Whether it’s work or exercise, the hardest part is getting started, which is why a pre-routine is essential. According to James Clear, author of Atomic Habits, this should consist of a series of steps with the first step being so easy that you can’t say no – like putting on your trainers before going for a run, or pouring yourself a coffee before sitting down to work. It should include some physical movement, even if it’s just going to sit at a desk. Move and it is likely that motivation will follow. The goal is establishing and repeating a pattern: this is what you do before you do that.
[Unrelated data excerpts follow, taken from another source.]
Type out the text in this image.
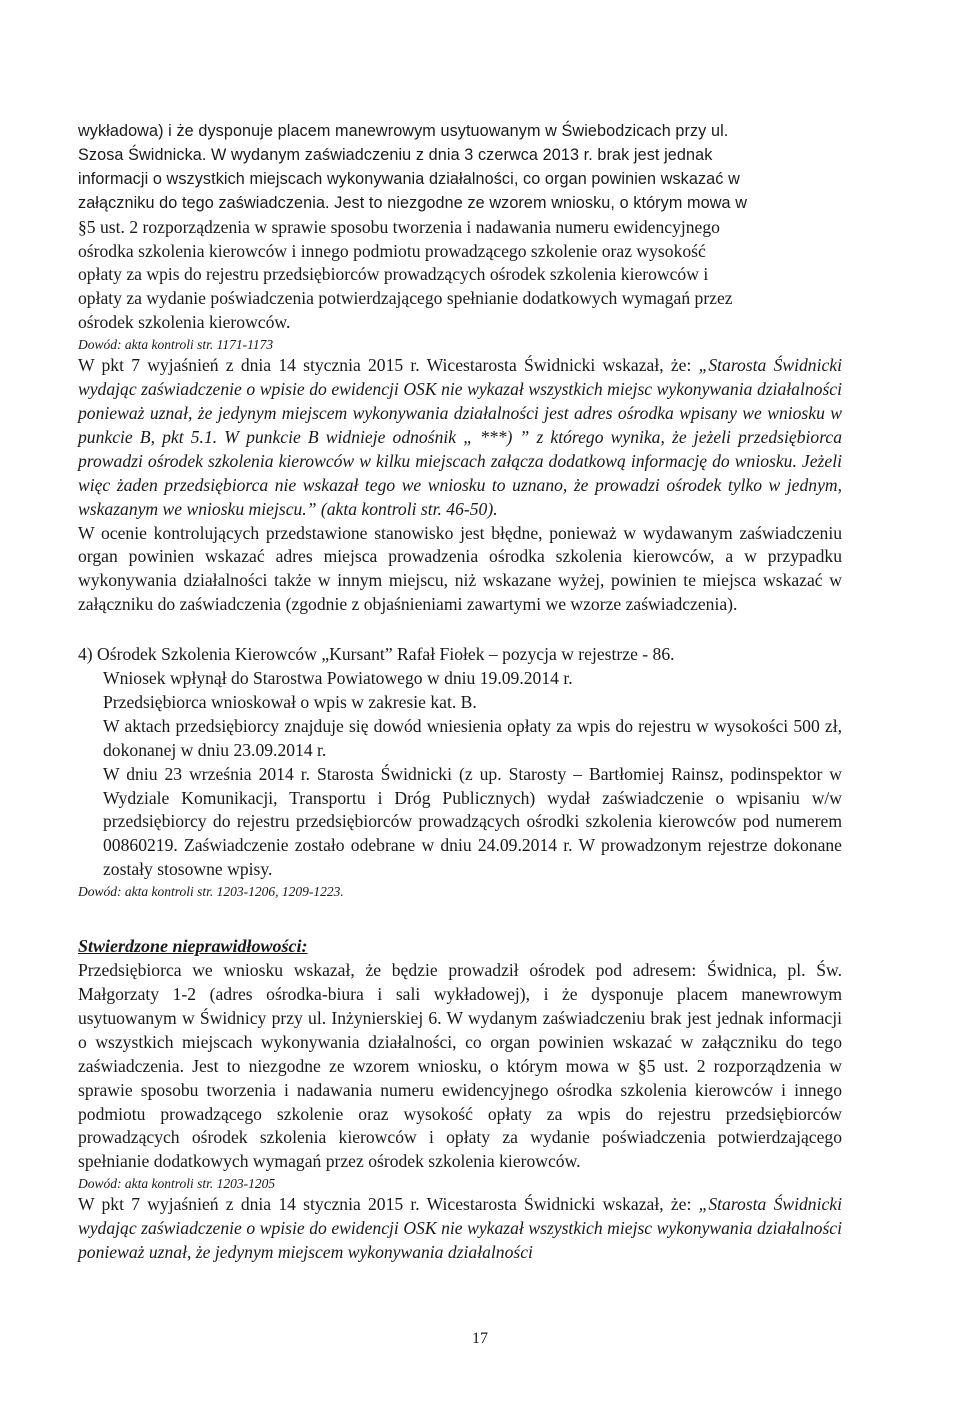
wykładowa) i że dysponuje placem manewrowym usytuowanym w Świebodzicach przy ul.

Szosa Świdnicka. W wydanym zaświadczeniu z dnia 3 czerwca 2013 r. brak jest jednak

informacji o wszystkich miejscach wykonywania działalności, co organ powinien wskazać w

załączniku do tego zaświadczenia. Jest to niezgodne ze wzorem wniosku, o którym mowa w

§5 ust. 2 rozporządzenia w sprawie sposobu tworzenia i nadawania numeru ewidencyjnego

ośrodka szkolenia kierowców i innego podmiotu prowadzącego szkolenie oraz wysokość

opłaty za wpis do rejestru przedsiębiorców prowadzących ośrodek szkolenia kierowców i

opłaty za wydanie poświadczenia potwierdzającego spełnianie dodatkowych wymagań przez

ośrodek szkolenia kierowców.

Dowód: akta kontroli str. 1171-1173

W pkt 7 wyjaśnień z dnia 14 stycznia 2015 r. Wicestarosta Świdnicki wskazał, że: „Starosta Świdnicki wydając zaświadczenie o wpisie do ewidencji OSK nie wykazał wszystkich miejsc wykonywania działalności ponieważ uznał, że jedynym miejscem wykonywania działalności jest adres ośrodka wpisany we wniosku w punkcie B, pkt 5.1. W punkcie B widnieje odnośnik „ ***) ” z którego wynika, że jeżeli przedsiębiorca prowadzi ośrodek szkolenia kierowców w kilku miejscach załącza dodatkową informację do wniosku. Jeżeli więc żaden przedsiębiorca nie wskazał tego we wniosku to uznano, że prowadzi ośrodek tylko w jednym, wskazanym we wniosku miejscu.” (akta kontroli str. 46-50).

W ocenie kontrolujących przedstawione stanowisko jest błędne, ponieważ w wydawanym zaświadczeniu organ powinien wskazać adres miejsca prowadzenia ośrodka szkolenia kierowców, a w przypadku wykonywania działalności także w innym miejscu, niż wskazane wyżej, powinien te miejsca wskazać w załączniku do zaświadczenia (zgodnie z objaśnieniami zawartymi we wzorze zaświadczenia).

4) Ośrodek Szkolenia Kierowców „Kursant” Rafał Fiołek – pozycja w rejestrze - 86.

Wniosek wpłynął do Starostwa Powiatowego w dniu 19.09.2014 r.

Przedsiębiorca wnioskował o wpis w zakresie kat. B.

W aktach przedsiębiorcy znajduje się dowód wniesienia opłaty za wpis do rejestru w wysokości 500 zł, dokonanej w dniu 23.09.2014 r.

W dniu 23 września 2014 r. Starosta Świdnicki (z up. Starosty – Bartłomiej Rainsz, podinspektor w Wydziale Komunikacji, Transportu i Dróg Publicznych) wydał zaświadczenie o wpisaniu w/w przedsiębiorcy do rejestru przedsiębiorców prowadzących ośrodki szkolenia kierowców pod numerem 00860219. Zaświadczenie zostało odebrane w dniu 24.09.2014 r. W prowadzonym rejestrze dokonane zostały stosowne wpisy.

Dowód: akta kontroli str. 1203-1206, 1209-1223.

Stwierdzone nieprawidłowości:

Przedsiębiorca we wniosku wskazał, że będzie prowadził ośrodek pod adresem: Świdnica, pl. Św. Małgorzaty 1-2 (adres ośrodka-biura i sali wykładowej), i że dysponuje placem manewrowym usytuowanym w Świdnicy przy ul. Inżynierskiej 6. W wydanym zaświadczeniu brak jest jednak informacji o wszystkich miejscach wykonywania działalności, co organ powinien wskazać w załączniku do tego zaświadczenia. Jest to niezgodne ze wzorem wniosku, o którym mowa w §5 ust. 2 rozporządzenia w sprawie sposobu tworzenia i nadawania numeru ewidencyjnego ośrodka szkolenia kierowców i innego podmiotu prowadzącego szkolenie oraz wysokość opłaty za wpis do rejestru przedsiębiorców prowadzących ośrodek szkolenia kierowców i opłaty za wydanie poświadczenia potwierdzającego spełnianie dodatkowych wymagań przez ośrodek szkolenia kierowców.

Dowód: akta kontroli str. 1203-1205

W pkt 7 wyjaśnień z dnia 14 stycznia 2015 r. Wicestarosta Świdnicki wskazał, że: „Starosta Świdnicki wydając zaświadczenie o wpisie do ewidencji OSK nie wykazał wszystkich miejsc wykonywania działalności ponieważ uznał, że jedynym miejscem wykonywania działalności

17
Now that you’ve started, the key to making it a habit is, of course, to keep going. It takes anywhere from 18 to 254 days for a person to form a new habit and an average of 66 days for a new behaviour to become automatic. What’s important in the early days is making it as easy as possible. So, with something like exercise, schedule it for the same time every day, make sure your kit is ready, and minimise any friction. The more you have to think about your new ‘habit’, the less likely you are to do it.
MAKE IT A RITUAL
The difference between a routine and a ritual is all in the attitude. While routines are actions that need to be done, like taking a shower, rituals are viewed as more meaningful practices which have a real sense of purpose – something you actually enjoy doing. Anything can be a ritual provided it’s repeated over and over again in the same way and it’s done with intention and care. For example, Ariana Huffington’s morning ritual includes 30 minutes of meditation followed by a shower and Bulletproof coffee. Developing a morning ritual improves focus, enhances your awareness and clears your mind, ready for a new day.
A routine can also get you out of a groove, especially important when working from home. A shutdown ritual each evening, in which you review every outstanding task and make a list for the following day, is worth the extra time so you can properly switch off. At the end of each day, Cal Newport, author of Deep Work, transcribes loose notes into a master task list, shuts down his computer, and then says the phrase, “Schedule shutdown, complete”. As he explains, “After I’ve uttered the magic phrase, if a work-related worry pops to mind, I always answer it with the following thought process: I said the termination phrase.” Cheesy, he admits, but a set phrase cues your conscious mind to switch out of work mode.